Aggregate führen zum Zelltod

Nervenzellen, in denen Huntingtin-Proteine oligomerisieren, haben einen gestörten Energiestoffwechsel. So aktivieren die Aggregate Caspasen, die für den starken ATP-Abfall in der Zelle verantwortlich sind und Apoptose einleiten können. In Zellkulturen wurde gezeigt, dass Huntingtin überdies sowohl Synthese als auch Abbau von Proteinen hemmt und somit die normalen Zellfunktionen stark beeinflusst.

Huntingtin-Aggregate weisen eine b-Faltblattstruktur auf und können wie andere Amyloide mit Kongorot angefärbt werden. Yuan entdeckte, dass der Farbstoff Zellen, die Polyglutamin-Aggregate enthalten vor dem Tod schützen kann. Er lagert sich an die Proteine an und verbessert den zellulären Abbau der Aggregate, so dass weder Caspasen aktiviert noch der Enzymstoffwechsel gestört werden. Überdies kann Kongorot schon die Oligomerisierung von Huntingtin verhindern. Dabei hat es keine Auswirkungen auf physiologische Zellfunktionen, was Vergleiche mit Kontrollzellen bestätigten.

Kongorot an Mäusen

Yuan behandelte auch genetisch modifizierte Mäuse, die eine verkürzte Form des Huntingtin bilden. Die Tiere zeigen Dyskinesien der Hinterläufe sowie eine Verkürzung der Schrittlänge. Sie leiden außerdem an starkem Gewichtsverlust und schwerem Diabetes auf Grund von Polyglutamin-Aggregaten im Pankreas, was mit einer erhöhten Diabetesrate bei Huntington-Patienten korreliert.

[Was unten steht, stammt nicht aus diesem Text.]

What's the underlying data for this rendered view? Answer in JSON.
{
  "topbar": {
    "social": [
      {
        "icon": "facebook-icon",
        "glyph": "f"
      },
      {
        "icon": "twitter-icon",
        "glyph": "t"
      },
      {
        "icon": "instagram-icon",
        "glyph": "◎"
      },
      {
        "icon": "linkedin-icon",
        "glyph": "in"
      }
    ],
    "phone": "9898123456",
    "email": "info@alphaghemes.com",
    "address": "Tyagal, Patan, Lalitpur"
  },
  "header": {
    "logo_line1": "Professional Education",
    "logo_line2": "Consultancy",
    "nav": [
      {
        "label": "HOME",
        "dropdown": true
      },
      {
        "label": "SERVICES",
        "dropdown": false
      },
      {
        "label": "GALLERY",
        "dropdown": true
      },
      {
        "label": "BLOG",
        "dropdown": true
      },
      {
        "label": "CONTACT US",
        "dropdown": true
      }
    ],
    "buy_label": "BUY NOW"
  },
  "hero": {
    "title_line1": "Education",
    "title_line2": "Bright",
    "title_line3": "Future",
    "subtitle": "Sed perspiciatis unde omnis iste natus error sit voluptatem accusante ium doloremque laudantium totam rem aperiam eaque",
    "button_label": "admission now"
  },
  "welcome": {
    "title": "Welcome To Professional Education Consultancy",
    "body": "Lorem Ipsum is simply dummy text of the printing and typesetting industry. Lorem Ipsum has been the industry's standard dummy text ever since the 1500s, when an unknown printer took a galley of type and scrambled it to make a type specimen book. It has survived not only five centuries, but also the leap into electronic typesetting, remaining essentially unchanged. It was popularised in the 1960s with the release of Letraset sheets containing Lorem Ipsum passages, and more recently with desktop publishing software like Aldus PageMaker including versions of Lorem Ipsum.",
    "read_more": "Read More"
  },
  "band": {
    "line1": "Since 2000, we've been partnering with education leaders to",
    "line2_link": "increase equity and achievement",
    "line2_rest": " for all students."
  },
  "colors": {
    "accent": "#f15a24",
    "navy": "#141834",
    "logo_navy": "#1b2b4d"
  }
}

Die Behandlung mit Kongorot, die in der neunten Lebenswoche nach Krankheitsausbruch einsetzte, minderte signifikant die Gewichtsreduktion sowie das Auftreten von Diabetes und Dyskinesien gegenüber Placebo. Die mittlere Überlebenszeit verlängerte sich von 91 auf 106 Tage, wobei die Therapie keine auffälligen Nebenwirkungen zeigte. Yuan stellte post mortem fest, dass die Basalganglien behandelter Mäuse signifikant weniger Polyglutamin-Aggregate aufwiesen.

Bis zu klinischen Studien am Menschen sind noch viele Hürden zu nehmen. So kann das große Sulfonsäurederivat die Blut-Hirn-Schranke nicht überwinden.

Bisher können nur die Symptome der Krankheit gelindert werden, wobei unterschiedliche Substanzgruppen wie das Antihyperkinetikum Tiaprid, das Neuroleptikum Haloperidol oder das Antidepressivum Sulpirid zum Einsatz kommen.

Quelle: Sánchez, I., et al., Pivotal role of oligomerization in expanded polyglutamine neurodegenerative disorders. Nature 421 (2003) 373 – 379.